In order to understand this trick, you have to know what Mercurachrome was. Mercurachrome was a liquid antiseptic that our mothers applied to our cuts, scrapes and splinters. I don’t know what was in it – mercury I would certainly imagine – but the thing about Mercurachrome was that it was BRIGHT red. BRIGHT red. If you saw a kid with bright red dabs you knew they’d somehow been injured. I think we wore it as a badge of honor. (At least I did.)
Now, you know those small white cardboard boxes that jewelry comes in? Pins and earrings and rings and things? With a square of cotton inside? Well, here’s what Richard would do. Richard would cut a hole in the bottom of the box, splash Mercurachrome all over the cotton and push his thumb up through. Then he would run around yelling “I cut my thumb off! I cut my thumb off!” Indeed it looked for all the world as though he’d cut off his thumb and was carrying the bloody thing around in a box.
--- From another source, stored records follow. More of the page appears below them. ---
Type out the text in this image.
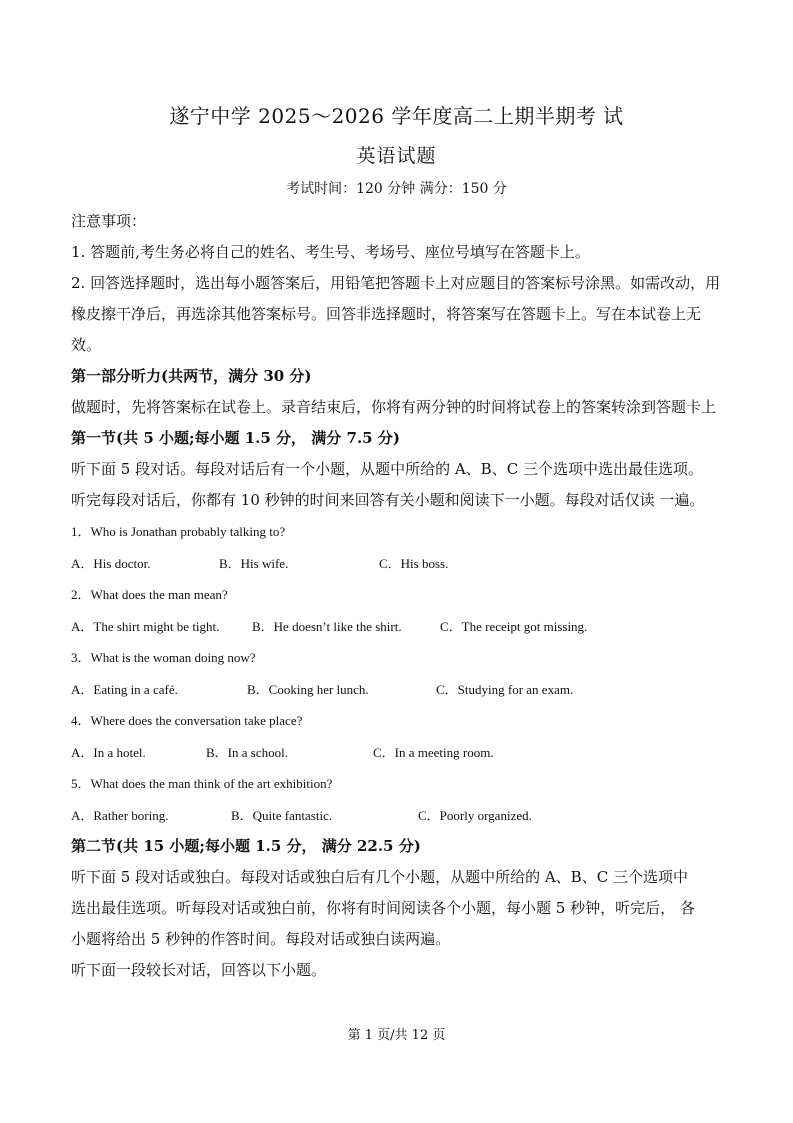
遂宁中学 2025～2026 学年度高二上期半期考 试
英语试题
考试时间：120 分钟 满分：150 分

注意事项：

1. 答题前,考生务必将自己的姓名、考生号、考场号、座位号填写在答题卡上。

2. 回答选择题时，选出每小题答案后，用铅笔把答题卡上对应题目的答案标号涂黑。如需改动，用橡皮擦干净后，再选涂其他答案标号。回答非选择题时，将答案写在答题卡上。写在本试卷上无效。

第一部分听力(共两节，满分 30 分)

做题时，先将答案标在试卷上。录音结束后，你将有两分钟的时间将试卷上的答案转涂到答题卡上

第一节(共 5 小题;每小题 1.5 分， 满分 7.5 分)

听下面 5 段对话。每段对话后有一个小题，从题中所给的 A、B、C 三个选项中选出最佳选项。

听完每段对话后，你都有 10 秒钟的时间来回答有关小题和阅读下一小题。每段对话仅读 一遍。

1．Who is Jonathan probably talking to?

A．His doctor.	B．His wife.	C．His boss.

2．What does the man mean?

A．The shirt might be tight.	B．He doesn’t like the shirt.	C．The receipt got missing.

3．What is the woman doing now?

A．Eating in a café.	B．Cooking her lunch.	C．Studying for an exam.

4．Where does the conversation take place?

A．In a hotel.	B．In a school.	C．In a meeting room.

5．What does the man think of the art exhibition?

A．Rather boring.	B．Quite fantastic.	C．Poorly organized.

第二节(共 15 小题;每小题 1.5 分， 满分 22.5 分)

听下面 5 段对话或独白。每段对话或独白后有几个小题，从题中所给的 A、B、C 三个选项中

选出最佳选项。听每段对话或独白前，你将有时间阅读各个小题，每小题 5 秒钟，听完后， 各

小题将给出 5 秒钟的作答时间。每段对话或独白读两遍。

听下面一段较长对话，回答以下小题。

第 1 页/共 12 页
We loved this trick. There was no end to the amount of times we sprang it on some unsuspecting friend, and watched their eyes grow round with horror, then curiosity, then (I suspected in some of the more, well, warped, but look, who am I to say?) actual envy. It was an especially effective spectacle if, say, we were at somebody’s parents’ backyard barbeque or some kid’s birthday party.
I don’t think you could lay your hands on a bottle of Mercurachrome now for love nor money. That’s probably for the best. Not just because of this trick, but for the environment as a whole. Richard, have you told your kids and grandkids what a jokester you were? Because I'm pretty sure they've never heard of Mercurachrome.